La fiscal de Lomas de Zamora Marcela Juan tomó varias declaraciones testimoniales. Algunas confirmaron y otras pusieron en duda las explicaciones que Gabriel Guevara, pareja de Coronel, dio ante la policía y los medios de comunicación a lo largo de este martes.

Con una orden que avaló el juez de Garantías Gabriel Vitale, la fiscal dispuso allanar la vivienda de Longchamps donde asesinaron a la mujer. Allí hallaron un short y un par de zapatillas con manchas de sangre.

Para la fiscal, la clave es saber si esa sangre pertenece o no a Guevara, y determinar los cruces de llamados entre los celulares de la pareja que tuvo lugar este lunes.

Un dato que no es menor: el o los asesinos lo único que se robaron de la casa de Coronel fue el celular de la víctima. No obstante, la pericia puede realizarse.

La fiscal decidió no tomarle declaración testimonial a Guevara, lo que constituye un fuerte indicio de que para ella es uno de los sospechosos.

La otra hipótesis apunta a un hombre que los vecinos de la víctima dijeron haber visto la mañana del lunes, poco antes del crimen, en el patio delantero de la vivienda de Longchamps. Lo describieron como una persona robusta y que estaba fumando. “Nunca lo vimos por acá”, contó un vecino a los medios de comunicación que llegaron hasta Longchamps este martes.

Para lo investigadores, este dato es fuerte y sacaría de la escena del crimen a Guevara, fortaleciéndose la hipótesis de un amante de la víctima o una venganza dirigida a la pareja, algo que el propio Guevara se encargó de sugerir pero que su entorno negó.

Todo comenzó este lunes en horas del mediodía cuando un vecino de la calle Buenos Aires al 1300 encontró a una beba de un año y medio frente a su vivienda.

Como no era del barrio, el hombre llevó a la beba a la Comisaría de la Mujer de Burzaco, desde donde se dio intervención a la Justicia y se difundió por redes sociales el hallazgo de la pequeña para dar con sus familiares.

Por la tarde, se presentó en el lugar el padre de la pequeña, un joven de 24 años, quien explicó que estaba trabajando y que la beba había quedado su madre, Marcela Coronel, en la vivienda que compartía la pareja en Longchamps.

El joven – Gabriel Guevara – explicó que Coronel trabajaba como enfermera en el Hospital Italiano y que cuando se iba de la casa, la pequeña quedaba al cuidado de la hermano del joven.

A esta altura, la situación resultaba extrañaba porque la Policía no podía ubicar a Coronel para saber qué había ocurrido.
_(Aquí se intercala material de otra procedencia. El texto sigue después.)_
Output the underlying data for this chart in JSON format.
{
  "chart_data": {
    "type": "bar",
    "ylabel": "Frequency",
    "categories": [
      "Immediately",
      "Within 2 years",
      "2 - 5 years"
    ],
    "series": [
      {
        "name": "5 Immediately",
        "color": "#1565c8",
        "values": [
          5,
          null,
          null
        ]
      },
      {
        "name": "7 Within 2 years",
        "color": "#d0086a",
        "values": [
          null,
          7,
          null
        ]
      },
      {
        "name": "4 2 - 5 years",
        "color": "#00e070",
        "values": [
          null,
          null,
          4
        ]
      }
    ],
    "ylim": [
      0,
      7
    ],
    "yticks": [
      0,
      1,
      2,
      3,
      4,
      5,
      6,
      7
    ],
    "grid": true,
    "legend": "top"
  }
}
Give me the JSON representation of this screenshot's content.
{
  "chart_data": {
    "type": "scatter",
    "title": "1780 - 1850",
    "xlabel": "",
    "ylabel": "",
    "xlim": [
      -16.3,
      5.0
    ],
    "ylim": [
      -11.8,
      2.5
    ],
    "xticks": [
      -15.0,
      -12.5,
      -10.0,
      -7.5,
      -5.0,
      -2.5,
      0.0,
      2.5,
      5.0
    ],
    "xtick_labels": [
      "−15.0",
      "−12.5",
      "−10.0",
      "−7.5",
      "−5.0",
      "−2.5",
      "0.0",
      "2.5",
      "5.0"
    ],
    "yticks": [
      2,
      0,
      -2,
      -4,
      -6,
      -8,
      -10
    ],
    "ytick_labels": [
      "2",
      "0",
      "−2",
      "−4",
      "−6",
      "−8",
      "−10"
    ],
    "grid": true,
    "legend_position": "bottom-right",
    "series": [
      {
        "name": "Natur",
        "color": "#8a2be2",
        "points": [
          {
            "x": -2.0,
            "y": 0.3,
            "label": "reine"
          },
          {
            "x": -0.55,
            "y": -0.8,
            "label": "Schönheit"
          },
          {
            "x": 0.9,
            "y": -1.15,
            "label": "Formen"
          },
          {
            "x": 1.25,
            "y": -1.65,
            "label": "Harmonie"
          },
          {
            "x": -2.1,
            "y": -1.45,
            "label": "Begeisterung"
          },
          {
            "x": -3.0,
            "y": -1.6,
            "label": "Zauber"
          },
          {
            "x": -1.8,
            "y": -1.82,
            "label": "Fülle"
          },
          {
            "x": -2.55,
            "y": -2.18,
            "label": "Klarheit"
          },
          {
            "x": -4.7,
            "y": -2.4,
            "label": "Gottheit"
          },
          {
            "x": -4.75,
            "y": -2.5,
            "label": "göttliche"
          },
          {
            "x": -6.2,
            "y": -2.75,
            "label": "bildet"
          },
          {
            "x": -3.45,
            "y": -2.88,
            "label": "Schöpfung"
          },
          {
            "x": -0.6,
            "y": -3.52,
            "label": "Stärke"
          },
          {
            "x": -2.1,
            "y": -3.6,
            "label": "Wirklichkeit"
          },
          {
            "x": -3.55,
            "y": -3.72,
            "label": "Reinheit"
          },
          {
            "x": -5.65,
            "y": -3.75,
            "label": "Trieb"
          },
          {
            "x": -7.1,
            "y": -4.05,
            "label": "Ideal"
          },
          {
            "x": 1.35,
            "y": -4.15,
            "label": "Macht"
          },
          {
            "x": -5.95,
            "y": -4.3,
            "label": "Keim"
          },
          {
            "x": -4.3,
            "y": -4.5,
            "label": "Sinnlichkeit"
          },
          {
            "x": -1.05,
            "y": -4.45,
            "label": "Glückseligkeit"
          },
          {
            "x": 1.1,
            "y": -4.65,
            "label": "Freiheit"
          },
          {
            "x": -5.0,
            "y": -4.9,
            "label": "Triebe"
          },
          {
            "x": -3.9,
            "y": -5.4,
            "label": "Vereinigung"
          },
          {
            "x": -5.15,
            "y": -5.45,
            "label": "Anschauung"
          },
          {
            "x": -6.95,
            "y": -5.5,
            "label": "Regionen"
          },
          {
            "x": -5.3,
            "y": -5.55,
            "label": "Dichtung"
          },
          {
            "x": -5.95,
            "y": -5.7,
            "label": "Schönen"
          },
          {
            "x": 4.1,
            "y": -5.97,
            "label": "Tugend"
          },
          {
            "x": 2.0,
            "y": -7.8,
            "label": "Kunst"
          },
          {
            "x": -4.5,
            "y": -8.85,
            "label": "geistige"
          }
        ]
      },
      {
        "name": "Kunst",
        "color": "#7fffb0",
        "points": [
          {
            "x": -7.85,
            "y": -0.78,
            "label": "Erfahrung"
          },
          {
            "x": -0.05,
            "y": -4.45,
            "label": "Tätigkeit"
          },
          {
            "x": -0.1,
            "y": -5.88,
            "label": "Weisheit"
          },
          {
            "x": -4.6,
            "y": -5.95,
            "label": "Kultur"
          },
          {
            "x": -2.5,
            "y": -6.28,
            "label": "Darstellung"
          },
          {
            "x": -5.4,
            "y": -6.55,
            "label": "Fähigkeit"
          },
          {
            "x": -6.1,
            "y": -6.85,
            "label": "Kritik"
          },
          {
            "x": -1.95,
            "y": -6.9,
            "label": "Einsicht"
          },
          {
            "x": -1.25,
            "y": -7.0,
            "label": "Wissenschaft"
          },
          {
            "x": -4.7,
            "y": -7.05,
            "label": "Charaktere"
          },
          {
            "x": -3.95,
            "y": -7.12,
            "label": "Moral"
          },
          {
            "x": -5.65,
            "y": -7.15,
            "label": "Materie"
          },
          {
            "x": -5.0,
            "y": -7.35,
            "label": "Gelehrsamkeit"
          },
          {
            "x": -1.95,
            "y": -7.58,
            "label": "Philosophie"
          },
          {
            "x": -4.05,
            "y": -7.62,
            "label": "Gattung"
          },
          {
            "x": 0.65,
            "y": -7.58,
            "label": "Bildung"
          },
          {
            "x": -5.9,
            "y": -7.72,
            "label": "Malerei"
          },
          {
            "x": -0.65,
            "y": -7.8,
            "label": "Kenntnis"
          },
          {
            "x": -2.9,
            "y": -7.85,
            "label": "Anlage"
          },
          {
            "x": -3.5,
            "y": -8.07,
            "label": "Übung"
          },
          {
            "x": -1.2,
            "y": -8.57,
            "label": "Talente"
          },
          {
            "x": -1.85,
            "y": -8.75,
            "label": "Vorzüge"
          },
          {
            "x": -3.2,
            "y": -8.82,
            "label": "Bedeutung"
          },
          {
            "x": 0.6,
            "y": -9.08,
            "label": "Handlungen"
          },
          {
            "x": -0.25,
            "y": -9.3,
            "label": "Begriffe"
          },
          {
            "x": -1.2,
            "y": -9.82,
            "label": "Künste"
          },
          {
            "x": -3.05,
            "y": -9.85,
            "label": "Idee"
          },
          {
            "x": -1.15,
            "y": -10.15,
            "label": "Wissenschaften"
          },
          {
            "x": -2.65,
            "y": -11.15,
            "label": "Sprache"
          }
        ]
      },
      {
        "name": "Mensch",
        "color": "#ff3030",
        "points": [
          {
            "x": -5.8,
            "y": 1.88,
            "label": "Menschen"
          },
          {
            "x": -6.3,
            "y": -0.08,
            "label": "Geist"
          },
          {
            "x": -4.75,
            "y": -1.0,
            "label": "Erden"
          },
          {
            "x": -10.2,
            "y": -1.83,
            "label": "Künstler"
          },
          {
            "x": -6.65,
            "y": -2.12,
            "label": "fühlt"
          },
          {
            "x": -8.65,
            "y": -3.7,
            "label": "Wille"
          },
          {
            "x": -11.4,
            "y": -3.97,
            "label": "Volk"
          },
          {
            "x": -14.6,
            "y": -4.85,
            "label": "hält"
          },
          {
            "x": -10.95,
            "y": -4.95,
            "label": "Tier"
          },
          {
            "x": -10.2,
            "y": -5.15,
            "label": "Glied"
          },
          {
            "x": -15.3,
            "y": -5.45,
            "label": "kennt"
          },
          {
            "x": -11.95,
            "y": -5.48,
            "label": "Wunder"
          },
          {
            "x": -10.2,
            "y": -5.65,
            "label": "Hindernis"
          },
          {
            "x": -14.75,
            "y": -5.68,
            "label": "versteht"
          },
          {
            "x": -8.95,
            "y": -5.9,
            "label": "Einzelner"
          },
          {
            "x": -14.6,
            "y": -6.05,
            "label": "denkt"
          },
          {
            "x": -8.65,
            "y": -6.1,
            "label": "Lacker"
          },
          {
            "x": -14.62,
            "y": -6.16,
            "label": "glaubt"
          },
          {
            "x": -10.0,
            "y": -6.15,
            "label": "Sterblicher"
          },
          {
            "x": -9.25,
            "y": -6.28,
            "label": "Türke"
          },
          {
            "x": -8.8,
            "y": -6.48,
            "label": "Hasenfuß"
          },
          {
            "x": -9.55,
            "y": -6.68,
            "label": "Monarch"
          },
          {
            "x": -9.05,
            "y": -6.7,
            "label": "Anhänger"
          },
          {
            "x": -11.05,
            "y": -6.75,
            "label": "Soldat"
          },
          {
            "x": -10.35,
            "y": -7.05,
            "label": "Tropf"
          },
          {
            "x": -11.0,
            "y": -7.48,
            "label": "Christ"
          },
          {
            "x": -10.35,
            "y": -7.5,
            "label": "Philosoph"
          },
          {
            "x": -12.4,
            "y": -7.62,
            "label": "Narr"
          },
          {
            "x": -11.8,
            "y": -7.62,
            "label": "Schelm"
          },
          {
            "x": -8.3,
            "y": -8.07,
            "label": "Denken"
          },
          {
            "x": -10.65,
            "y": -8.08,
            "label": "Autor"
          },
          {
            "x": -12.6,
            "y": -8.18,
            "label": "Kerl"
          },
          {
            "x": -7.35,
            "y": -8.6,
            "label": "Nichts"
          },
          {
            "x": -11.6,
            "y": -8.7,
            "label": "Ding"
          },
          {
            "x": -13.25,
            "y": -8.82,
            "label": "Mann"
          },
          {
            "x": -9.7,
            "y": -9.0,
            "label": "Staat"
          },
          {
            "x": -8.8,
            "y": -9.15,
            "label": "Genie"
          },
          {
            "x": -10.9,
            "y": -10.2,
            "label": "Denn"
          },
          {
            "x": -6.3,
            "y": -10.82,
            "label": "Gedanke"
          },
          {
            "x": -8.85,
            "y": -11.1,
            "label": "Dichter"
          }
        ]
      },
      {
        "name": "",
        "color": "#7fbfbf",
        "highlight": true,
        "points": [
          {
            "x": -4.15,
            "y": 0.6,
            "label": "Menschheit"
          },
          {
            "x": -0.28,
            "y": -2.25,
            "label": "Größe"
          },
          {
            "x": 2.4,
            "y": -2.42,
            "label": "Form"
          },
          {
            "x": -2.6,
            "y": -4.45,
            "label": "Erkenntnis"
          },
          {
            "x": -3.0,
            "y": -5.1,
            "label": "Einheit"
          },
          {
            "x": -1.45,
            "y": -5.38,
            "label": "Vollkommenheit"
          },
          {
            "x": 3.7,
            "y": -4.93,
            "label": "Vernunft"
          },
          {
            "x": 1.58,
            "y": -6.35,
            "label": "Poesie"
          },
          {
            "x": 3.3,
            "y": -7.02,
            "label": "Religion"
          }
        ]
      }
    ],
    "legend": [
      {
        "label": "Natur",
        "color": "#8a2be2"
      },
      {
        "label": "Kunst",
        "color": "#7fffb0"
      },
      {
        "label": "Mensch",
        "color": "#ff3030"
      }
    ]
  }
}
La fiscal Marcela Juan, de la UFI 2 de Lomas de Zamora, resolvió concurrir a la casa de Roberto Arlt al 3500, en Longchamps, acompañada por personal policial.

Allí ingresaron y en una habitación utilizada como galpón, hallaron el cuerpo sin vida de Marcela Coronel, envuelto en una frazada. Los médicos de la Policía determinaron que había sido asesinada a golpes con un elemento contundente como el canto de un hacha.

En el lugar no faltaban elementos de valor. Salvo uno y clave: el teléfono celular de la víctima. “Es lo primero que se usa para reconstruir lo última que hicieron las víctimas de un delito”, explicó un investigador.